The Bexar County Judge
Sakai won election as Bexar County Judge in November of 2022, and was sworn in on January 1, 2023—appropriately, by his old law school mentor, Judge Orlando Garcia. His immediate goals are lofty: create a public Internet Utility to expand high-speed internet accessibility to all Bexar County residents; create a Public Health Division for emergency readiness for public health crises like pandemics, natural disasters, and terrorist attacks; provide more beds for those with mental illness; support mental health resources in the schools; bring a robust jury system back on line and move cases along; and, certainly not least, facilitate voter registration and easy access to the polls.
During Judge Sakai’s first eighteen months on the job, the County has already accomplished a lot: JCB, the world’s largest privately owned manufacturer of construction and agricultural equipment, is building a new factory on the South Side, adding an estimated 1,500 jobs. Industrial Commercial Properties will take over the old Rackspace headquarters on Walzem Road, for mixed use, retail, and light industrial use. There are fifty new Bexar County deputy positions with a substantial pay hike for Sheriff’s officers, and a joint project with the City of San Antonio’s law enforcement officers to come up with more than thirty actions to address violent crime. The County has contributed more than $30 million to the Spurs, UTSA, and Texas A&M San Antonio. More funding is being secured for beds to house the mentally ill, rather than placing them in jail. Another $20 million has been provided to area school districts to address mental health concerns stemming from the pandemic’s aftermath.

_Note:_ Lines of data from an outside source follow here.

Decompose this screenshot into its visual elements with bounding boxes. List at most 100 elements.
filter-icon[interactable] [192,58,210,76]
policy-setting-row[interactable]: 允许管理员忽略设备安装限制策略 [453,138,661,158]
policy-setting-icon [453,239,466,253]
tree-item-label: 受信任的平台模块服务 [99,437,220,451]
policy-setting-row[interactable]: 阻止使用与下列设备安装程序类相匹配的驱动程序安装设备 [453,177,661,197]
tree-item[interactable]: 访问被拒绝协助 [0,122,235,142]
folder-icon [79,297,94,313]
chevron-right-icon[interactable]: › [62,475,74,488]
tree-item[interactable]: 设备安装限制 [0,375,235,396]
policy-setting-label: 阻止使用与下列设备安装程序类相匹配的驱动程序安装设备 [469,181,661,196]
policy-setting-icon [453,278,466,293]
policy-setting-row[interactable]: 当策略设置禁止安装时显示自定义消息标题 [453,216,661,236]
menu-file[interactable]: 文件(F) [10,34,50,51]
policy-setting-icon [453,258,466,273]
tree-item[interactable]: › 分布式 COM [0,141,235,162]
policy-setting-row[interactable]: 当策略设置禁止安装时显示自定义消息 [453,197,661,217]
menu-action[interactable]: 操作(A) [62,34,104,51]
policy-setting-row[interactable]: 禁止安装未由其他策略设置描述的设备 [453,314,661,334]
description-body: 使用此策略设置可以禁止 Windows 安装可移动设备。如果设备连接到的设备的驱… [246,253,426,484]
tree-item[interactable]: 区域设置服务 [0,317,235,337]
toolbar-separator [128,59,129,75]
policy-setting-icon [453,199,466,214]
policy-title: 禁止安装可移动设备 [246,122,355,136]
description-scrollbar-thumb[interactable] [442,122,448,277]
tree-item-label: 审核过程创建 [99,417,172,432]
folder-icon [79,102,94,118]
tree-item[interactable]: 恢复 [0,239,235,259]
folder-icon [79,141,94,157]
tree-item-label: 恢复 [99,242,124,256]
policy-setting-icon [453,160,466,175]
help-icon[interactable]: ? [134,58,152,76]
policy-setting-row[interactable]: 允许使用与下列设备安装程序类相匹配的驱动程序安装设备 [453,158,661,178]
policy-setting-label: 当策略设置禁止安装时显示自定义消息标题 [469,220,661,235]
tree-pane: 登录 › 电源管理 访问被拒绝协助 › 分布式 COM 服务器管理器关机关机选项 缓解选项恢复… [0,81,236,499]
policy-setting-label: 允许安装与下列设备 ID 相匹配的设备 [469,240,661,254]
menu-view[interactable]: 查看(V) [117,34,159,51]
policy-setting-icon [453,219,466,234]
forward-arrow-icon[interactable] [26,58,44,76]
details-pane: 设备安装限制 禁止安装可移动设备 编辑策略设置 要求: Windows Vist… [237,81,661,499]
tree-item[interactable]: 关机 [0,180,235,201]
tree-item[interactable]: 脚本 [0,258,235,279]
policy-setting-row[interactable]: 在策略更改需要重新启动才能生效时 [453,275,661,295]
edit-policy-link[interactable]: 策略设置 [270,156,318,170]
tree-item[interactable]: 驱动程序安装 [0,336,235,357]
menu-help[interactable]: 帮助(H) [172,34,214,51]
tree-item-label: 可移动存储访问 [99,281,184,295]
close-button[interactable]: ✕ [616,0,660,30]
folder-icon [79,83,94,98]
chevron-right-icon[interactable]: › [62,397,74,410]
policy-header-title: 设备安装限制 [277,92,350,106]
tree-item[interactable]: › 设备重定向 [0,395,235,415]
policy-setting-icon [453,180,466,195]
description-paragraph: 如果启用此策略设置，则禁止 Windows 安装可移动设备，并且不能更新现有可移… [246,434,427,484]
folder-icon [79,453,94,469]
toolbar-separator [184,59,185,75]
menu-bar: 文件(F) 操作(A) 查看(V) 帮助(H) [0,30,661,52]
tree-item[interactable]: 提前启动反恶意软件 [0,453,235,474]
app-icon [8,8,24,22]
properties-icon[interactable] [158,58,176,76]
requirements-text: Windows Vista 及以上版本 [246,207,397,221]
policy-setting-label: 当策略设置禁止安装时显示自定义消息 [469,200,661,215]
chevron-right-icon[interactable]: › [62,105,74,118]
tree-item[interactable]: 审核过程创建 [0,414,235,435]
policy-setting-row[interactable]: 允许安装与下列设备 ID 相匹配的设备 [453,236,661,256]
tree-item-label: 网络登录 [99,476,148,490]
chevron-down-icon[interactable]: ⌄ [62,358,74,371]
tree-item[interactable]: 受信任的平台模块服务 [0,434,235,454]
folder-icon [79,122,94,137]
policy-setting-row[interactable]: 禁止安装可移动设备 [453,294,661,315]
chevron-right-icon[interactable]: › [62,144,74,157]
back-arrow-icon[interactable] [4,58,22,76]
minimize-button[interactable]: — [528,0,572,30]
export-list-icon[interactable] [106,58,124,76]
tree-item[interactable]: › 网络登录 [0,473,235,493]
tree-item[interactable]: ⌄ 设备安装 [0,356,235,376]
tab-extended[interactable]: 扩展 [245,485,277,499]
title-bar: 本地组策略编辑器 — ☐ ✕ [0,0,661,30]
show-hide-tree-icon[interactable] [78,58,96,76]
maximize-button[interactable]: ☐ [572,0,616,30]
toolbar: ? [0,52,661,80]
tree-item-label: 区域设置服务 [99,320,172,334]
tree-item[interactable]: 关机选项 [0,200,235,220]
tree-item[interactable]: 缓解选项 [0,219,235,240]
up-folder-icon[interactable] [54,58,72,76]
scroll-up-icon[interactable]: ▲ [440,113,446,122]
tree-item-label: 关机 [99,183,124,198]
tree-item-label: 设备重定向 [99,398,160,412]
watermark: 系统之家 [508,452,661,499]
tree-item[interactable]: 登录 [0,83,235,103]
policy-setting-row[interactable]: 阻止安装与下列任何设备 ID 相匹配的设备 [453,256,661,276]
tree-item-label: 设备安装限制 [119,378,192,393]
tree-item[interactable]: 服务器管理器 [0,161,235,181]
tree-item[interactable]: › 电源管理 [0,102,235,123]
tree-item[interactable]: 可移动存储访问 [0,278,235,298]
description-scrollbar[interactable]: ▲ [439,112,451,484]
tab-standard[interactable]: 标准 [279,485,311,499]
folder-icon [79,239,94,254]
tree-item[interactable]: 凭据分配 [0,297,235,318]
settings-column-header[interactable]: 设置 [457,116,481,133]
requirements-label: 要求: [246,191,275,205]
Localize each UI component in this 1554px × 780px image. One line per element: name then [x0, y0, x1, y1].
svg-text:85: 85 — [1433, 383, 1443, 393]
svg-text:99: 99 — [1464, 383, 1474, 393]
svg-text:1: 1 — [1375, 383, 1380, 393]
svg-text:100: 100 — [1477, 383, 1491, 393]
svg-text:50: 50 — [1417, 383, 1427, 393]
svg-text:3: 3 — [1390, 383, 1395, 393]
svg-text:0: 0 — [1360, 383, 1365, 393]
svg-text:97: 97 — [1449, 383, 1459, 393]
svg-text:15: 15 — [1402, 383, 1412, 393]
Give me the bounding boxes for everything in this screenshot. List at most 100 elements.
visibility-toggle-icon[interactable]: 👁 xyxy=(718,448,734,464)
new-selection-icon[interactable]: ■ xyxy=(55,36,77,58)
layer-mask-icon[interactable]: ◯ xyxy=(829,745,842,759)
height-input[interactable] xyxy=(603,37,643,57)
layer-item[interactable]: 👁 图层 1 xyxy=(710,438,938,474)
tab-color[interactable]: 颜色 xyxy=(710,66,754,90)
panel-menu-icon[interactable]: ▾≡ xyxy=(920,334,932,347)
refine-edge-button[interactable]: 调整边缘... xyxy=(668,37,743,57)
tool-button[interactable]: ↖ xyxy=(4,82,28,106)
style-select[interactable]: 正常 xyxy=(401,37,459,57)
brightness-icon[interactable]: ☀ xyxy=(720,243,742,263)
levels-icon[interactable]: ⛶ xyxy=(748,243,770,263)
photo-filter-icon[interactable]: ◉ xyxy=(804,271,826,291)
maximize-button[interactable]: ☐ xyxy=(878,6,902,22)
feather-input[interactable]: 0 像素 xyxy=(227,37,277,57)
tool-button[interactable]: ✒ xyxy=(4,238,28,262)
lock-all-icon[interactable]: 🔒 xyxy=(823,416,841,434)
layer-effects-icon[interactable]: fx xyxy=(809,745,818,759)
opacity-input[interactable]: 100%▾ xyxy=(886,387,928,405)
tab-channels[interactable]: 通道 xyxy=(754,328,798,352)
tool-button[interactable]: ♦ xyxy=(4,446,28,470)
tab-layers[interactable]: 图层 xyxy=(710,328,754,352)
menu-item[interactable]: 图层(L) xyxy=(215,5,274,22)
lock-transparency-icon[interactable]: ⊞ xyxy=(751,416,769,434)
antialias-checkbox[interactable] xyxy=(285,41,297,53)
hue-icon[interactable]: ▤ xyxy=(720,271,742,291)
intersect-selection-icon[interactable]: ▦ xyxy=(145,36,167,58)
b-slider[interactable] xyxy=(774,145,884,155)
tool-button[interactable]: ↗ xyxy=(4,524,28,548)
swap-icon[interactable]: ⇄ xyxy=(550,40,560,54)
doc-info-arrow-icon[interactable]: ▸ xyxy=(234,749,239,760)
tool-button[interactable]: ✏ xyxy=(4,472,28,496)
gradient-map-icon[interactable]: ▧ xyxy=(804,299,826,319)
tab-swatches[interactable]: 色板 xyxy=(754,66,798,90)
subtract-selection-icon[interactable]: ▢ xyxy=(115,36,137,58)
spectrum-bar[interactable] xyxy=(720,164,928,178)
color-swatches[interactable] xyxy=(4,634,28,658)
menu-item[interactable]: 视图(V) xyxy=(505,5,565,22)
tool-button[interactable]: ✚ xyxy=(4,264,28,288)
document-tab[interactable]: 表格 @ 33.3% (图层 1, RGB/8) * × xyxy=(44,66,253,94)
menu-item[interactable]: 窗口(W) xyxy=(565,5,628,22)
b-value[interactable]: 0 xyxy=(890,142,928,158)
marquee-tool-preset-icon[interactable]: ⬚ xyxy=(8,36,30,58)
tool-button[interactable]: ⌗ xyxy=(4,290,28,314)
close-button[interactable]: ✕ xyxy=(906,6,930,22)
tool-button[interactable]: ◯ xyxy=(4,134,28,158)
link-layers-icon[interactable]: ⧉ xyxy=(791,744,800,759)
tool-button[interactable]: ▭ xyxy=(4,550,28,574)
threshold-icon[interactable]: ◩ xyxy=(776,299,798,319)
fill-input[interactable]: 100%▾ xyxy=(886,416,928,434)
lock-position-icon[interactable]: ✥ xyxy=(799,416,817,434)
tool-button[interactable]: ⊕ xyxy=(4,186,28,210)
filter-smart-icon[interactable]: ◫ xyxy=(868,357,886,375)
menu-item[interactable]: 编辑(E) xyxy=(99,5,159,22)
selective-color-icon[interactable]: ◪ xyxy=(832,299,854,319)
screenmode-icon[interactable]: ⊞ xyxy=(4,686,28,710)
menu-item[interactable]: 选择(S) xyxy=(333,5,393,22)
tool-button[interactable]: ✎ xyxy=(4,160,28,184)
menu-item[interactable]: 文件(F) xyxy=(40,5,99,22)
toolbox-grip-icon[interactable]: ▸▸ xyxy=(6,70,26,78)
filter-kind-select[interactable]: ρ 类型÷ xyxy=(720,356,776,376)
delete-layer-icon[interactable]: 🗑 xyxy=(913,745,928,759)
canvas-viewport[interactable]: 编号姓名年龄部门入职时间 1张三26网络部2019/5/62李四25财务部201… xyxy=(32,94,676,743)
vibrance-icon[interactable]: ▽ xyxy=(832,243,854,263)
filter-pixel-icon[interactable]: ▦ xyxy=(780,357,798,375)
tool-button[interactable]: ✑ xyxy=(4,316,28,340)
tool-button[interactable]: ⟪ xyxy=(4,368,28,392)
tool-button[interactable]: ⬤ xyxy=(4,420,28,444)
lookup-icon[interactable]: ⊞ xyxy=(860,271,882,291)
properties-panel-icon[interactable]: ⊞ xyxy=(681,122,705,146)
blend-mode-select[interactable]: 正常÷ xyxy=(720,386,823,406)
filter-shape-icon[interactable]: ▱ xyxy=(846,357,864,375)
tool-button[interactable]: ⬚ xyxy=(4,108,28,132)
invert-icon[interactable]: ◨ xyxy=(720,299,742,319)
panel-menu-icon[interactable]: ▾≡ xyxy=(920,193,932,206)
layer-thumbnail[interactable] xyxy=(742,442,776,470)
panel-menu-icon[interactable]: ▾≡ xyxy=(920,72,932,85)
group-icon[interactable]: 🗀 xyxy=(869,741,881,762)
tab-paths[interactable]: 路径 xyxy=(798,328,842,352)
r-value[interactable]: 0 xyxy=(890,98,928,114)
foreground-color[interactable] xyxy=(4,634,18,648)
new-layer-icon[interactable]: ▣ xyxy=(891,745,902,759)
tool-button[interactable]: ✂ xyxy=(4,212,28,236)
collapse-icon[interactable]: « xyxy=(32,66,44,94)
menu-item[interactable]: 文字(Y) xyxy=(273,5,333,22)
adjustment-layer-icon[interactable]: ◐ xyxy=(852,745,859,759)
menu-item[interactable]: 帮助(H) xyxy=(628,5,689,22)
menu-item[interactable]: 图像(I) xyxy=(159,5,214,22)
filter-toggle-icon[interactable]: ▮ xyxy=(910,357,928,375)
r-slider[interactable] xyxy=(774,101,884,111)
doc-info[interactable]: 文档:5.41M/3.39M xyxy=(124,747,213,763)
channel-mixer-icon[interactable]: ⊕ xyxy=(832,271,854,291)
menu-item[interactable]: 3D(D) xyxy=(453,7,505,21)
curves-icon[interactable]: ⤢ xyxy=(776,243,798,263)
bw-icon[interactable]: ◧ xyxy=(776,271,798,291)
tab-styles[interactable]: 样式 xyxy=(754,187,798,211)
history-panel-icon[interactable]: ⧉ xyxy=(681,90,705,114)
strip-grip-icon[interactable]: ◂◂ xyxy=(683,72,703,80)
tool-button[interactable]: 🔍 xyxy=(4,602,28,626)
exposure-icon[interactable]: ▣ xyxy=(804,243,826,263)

Though his softball playing days are behind him, he still listens to the AM radio hits of the Sixties and Seventies. He also relaxes by reading his favorite biographies and watching sports. He’s been to several quinceaneras and every Fiesta event he could get to, and he can trade notes with you on the best Mexican food places on the South Side of San Antonio. He’s doing the same job he’s done his whole career: trying to do what’s best for families. There’s a lot more families now, and he’s up for the task.